Inlassables conteurs de ballades imprévisibles, Aaron Freeman (Dean Ween) & Mickey Melchiondo (Gene Ween) détiennent une discographie déroutante, disparate, impossible à grouper ou diviser, tant leur parcours est hors norme. Ween est une histoire pleine de petits déchirements chantants, de grands spasmes mélodieux. En témoignent leurs disques Godween Satan : the oneness, Golden country greats ou White pepper, autant d’estampes poppy fracturées à foison, incessamment formulées en rock fruité ou disposées en mode funk déviant. Le trash-blues paumé de la paire au grand W est paré d’éléments empruntés à la country, la soul, la pop, l’indie-rock, la folk-music. Ween n’est certainement pas le premier groupe rock qui échappe à « l’étiquetage « , à l’autorité d’un style. Toutefois, sa façon de flâner dans le paysage sonore du rock forme une arborescence de disques de plus en plus foisonnant, où les moelles plurielles de configurations se confondent et s’ornent mutuellement. Cette amplitude emmêlée, ce paysage bariolé dans lequel il est si tentant de s’enfouir et si facile de s’atrophier, Ween n’en fréquente que les lisières, là où tout est à la fois plus aéré et plus incertain, suspendu entre apparence et illumination. Circulant sur des chemins que pourraient emprunter certaines pâtisseries de Captain Beefheart, Jim O’Rourke ou encore Gary Wilson, les auteurs de Live in Toronto Canada (édité par ailleurs sur Chocodog, label remuant indépendamment sur Internet) se promènent à la périphérie de tout, sans pour autant fournir un impénétrable sabir. Le groupe exécute bien souvent des dégringolades inabordables, quelquefois maladroites, mais acquiesce lorsqu’il s’agit de freiner pour gazouiller ses détails, amalgamant leurs atmosphères fugitives et poignantes. On pense notamment à Pure Guava et ses perles cocasses (Littles birdy, Big Jilm, Touch my tooter, Tender situation…), un disque qui épouse en fanfare la soul écrasée et la country baroque, tout en épanchant au compte-goutte une musique aussi fragile qu’un murmure. On pourrait également évoquer les saveurs de Quebec, leur disque le plus « vendeur » à ce jour (camouflé dans le Top 100 du Billboard américain en 2003…) ou du Live in Chicago, un combo CD / DVD édité sur Sanctuary Records.

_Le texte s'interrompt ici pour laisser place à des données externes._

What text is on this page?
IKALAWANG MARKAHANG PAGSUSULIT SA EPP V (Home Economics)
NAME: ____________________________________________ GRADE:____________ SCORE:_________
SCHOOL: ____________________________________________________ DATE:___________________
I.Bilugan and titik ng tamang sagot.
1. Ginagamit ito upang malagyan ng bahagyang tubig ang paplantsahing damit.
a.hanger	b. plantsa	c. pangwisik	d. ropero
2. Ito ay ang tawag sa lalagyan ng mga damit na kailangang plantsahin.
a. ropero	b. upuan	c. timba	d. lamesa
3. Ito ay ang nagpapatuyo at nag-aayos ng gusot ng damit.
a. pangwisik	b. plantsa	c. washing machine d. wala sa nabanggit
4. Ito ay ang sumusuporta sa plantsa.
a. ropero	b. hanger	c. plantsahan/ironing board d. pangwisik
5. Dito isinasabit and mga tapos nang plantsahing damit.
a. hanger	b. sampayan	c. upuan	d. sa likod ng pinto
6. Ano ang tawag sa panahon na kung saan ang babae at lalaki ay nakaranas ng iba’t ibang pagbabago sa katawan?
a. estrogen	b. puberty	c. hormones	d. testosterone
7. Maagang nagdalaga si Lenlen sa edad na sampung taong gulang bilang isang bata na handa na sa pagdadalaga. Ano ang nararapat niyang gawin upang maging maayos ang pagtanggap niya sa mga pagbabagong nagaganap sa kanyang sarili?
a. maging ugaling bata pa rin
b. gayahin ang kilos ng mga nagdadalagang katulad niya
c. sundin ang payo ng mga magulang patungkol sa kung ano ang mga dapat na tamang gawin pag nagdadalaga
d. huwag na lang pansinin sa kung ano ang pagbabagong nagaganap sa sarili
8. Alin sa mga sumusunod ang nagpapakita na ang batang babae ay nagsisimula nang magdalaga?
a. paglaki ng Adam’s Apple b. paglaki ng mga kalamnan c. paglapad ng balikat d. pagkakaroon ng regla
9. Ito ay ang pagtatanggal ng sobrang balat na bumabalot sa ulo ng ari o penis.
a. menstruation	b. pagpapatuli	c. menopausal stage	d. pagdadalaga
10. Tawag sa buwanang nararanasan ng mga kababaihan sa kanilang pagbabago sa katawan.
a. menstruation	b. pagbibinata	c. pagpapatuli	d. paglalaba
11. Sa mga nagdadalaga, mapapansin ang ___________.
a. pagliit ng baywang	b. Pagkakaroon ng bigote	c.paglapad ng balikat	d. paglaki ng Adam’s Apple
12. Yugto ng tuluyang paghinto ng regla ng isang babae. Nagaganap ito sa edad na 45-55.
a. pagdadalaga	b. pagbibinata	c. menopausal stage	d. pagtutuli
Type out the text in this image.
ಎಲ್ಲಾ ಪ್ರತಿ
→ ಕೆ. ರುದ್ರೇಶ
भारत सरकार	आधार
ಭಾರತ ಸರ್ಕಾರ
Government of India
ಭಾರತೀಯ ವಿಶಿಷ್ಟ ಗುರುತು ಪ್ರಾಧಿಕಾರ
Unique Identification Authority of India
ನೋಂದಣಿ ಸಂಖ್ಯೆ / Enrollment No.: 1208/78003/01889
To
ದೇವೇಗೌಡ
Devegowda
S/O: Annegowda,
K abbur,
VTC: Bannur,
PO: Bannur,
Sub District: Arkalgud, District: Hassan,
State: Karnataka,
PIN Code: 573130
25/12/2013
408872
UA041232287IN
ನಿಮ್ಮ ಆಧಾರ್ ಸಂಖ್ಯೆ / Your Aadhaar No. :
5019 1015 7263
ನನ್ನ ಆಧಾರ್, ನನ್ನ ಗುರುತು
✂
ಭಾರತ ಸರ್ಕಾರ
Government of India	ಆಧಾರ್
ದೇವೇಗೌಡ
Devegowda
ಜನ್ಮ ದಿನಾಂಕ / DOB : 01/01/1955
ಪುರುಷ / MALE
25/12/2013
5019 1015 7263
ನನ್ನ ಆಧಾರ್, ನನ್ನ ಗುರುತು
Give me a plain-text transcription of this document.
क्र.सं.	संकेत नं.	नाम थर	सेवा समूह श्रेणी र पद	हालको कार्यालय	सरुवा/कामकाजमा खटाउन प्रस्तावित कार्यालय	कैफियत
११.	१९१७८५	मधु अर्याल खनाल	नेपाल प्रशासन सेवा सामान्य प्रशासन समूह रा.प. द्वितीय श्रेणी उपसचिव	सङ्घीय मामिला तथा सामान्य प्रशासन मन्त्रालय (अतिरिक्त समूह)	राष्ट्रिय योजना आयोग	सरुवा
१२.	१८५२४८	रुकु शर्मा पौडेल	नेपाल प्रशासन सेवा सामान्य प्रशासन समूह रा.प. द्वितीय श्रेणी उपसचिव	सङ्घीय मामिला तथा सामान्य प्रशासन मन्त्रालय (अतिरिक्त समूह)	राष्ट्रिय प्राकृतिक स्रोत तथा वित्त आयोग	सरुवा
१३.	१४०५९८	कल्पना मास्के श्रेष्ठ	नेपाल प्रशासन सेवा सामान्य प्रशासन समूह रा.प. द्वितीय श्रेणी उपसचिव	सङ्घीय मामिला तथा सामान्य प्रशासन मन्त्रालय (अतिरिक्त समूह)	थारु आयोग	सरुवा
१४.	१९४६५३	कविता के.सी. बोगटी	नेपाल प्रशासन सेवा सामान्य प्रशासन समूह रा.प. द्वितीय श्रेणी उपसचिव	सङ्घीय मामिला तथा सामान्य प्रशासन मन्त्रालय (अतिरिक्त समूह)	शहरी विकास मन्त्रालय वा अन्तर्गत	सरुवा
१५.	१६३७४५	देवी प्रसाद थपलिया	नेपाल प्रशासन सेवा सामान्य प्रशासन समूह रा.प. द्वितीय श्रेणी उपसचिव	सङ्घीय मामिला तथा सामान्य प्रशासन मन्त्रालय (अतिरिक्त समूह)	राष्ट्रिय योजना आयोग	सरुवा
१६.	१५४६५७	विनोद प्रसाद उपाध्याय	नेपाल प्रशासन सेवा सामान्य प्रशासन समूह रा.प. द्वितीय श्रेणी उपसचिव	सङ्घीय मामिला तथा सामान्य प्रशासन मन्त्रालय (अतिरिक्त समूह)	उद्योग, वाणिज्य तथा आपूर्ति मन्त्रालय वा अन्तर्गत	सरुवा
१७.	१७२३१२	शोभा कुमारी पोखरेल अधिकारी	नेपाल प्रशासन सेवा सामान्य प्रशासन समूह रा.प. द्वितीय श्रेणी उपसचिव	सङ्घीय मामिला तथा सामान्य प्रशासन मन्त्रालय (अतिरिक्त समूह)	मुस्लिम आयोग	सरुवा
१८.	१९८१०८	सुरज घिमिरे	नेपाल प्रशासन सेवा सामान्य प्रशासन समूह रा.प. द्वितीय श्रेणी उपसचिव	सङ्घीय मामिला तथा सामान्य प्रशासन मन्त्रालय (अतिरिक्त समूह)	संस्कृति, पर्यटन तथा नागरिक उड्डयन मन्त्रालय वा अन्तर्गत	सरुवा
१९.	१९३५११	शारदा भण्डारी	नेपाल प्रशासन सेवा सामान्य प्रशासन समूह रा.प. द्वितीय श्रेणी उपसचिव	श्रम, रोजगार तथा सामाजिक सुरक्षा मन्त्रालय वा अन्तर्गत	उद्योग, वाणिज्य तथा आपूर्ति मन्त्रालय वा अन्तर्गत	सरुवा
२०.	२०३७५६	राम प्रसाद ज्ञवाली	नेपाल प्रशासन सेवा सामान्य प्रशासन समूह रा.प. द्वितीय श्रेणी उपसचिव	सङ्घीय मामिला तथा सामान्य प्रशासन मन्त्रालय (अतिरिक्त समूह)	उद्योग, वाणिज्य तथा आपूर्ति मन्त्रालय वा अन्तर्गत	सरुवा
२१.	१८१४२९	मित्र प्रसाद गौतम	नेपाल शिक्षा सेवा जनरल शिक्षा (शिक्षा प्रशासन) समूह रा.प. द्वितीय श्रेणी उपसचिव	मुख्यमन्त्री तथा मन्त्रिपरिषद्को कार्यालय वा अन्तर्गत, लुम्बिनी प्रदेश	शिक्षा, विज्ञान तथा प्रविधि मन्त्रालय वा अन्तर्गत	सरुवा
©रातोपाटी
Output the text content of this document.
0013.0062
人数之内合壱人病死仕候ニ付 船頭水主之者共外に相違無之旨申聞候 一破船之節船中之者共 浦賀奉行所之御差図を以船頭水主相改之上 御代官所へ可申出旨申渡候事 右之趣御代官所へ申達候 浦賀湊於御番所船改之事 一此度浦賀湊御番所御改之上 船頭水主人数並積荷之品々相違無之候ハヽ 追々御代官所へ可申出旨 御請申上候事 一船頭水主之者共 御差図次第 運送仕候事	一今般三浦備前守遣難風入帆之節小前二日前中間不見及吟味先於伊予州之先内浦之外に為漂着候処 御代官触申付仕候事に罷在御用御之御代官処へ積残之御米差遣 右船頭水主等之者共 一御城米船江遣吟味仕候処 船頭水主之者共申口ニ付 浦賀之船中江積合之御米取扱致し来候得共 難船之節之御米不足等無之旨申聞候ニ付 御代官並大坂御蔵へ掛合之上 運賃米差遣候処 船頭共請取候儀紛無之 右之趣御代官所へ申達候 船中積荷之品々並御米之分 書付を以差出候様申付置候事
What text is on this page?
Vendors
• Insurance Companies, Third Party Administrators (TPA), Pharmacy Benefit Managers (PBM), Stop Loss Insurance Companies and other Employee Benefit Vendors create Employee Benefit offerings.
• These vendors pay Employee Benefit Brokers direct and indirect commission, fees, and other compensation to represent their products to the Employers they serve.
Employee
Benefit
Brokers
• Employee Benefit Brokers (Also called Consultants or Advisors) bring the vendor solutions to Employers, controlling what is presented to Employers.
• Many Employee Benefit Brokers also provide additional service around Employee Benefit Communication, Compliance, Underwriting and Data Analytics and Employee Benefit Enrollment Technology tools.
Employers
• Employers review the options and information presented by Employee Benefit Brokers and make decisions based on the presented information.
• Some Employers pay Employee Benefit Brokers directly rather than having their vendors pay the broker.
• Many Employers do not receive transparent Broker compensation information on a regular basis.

La sortie de Shinola, vol.1 remet un peu de lumière sur cet ovni qu’on croyait perdu dans les sphères abyssales d’un rock qui part dans trop de directions. D’entrée de jeu, le duo pose des ballades névrotiques (Tastes good on th’ bun…), presque robotiques, à l’image d’une introduction qui pique direct la chair du tympan. Le chant façon émetteur-récepteur serpentine allégrement et violemment, empilant des climats abscons et béats à la fois. Dès la première plage, les laborantins de New Hope (Pennsylvanie) se tordent magiquement et nous enivrent de leur humour intelligemment déversé, à coup de solos d’instruments à cordes, de rebondissements impromptus et de phonèmes pitchés, cris hirsutes et autres crissements de basse pétée. On sautille ensuite sur Boys club, un calypso qui lorgne vers les Caraïbes et les ambiances bikini… Les contrechamps de Ween possèdent l’affabilité du désespoir de ces groupes injustement méconnus. Ceux qui réussissent à faire pousser les hits sans pour autant les chercher. Comme en atteste le subtil I fell in love today, un éclat pop ambiancé en mode bucolique passionné, façon John Lennon sucré : I got nothing to lose, I saw the sun in may, I’ ve got something to hold on to, I fell in love today, I saw the break at down, I saw a child in play, I saw the spring in the wintertime, I fell in love today, fly with love today… Les mots s’amoncellent derrière des bribes de guitares évanescentes. Proche du Beck de Mellow gold, pas très éloigné des premiers desserts exquis de King Crimson (Gabrielle), Shinola, vol.1 chasse des bouts de ballets enjouées, cloquées par des guitares et des claviers labourant le chant principal. Le tout semble être maintenu en place par des rythmiques qui hésitent toujours un peu entre le rock et le funk, pour ensuite se laisser happer dans un tourbillon de bluegrass déformé. L’éphémère est souvent bien placé chez Ween. Kitsch malsain, aller-retour entre 60’s et 70’s, puis 90’s et 50’s, dialogue de sourds, notes lubriques… Rien n’est ici placé au hasard, et pourtant le bordel semble bien présent.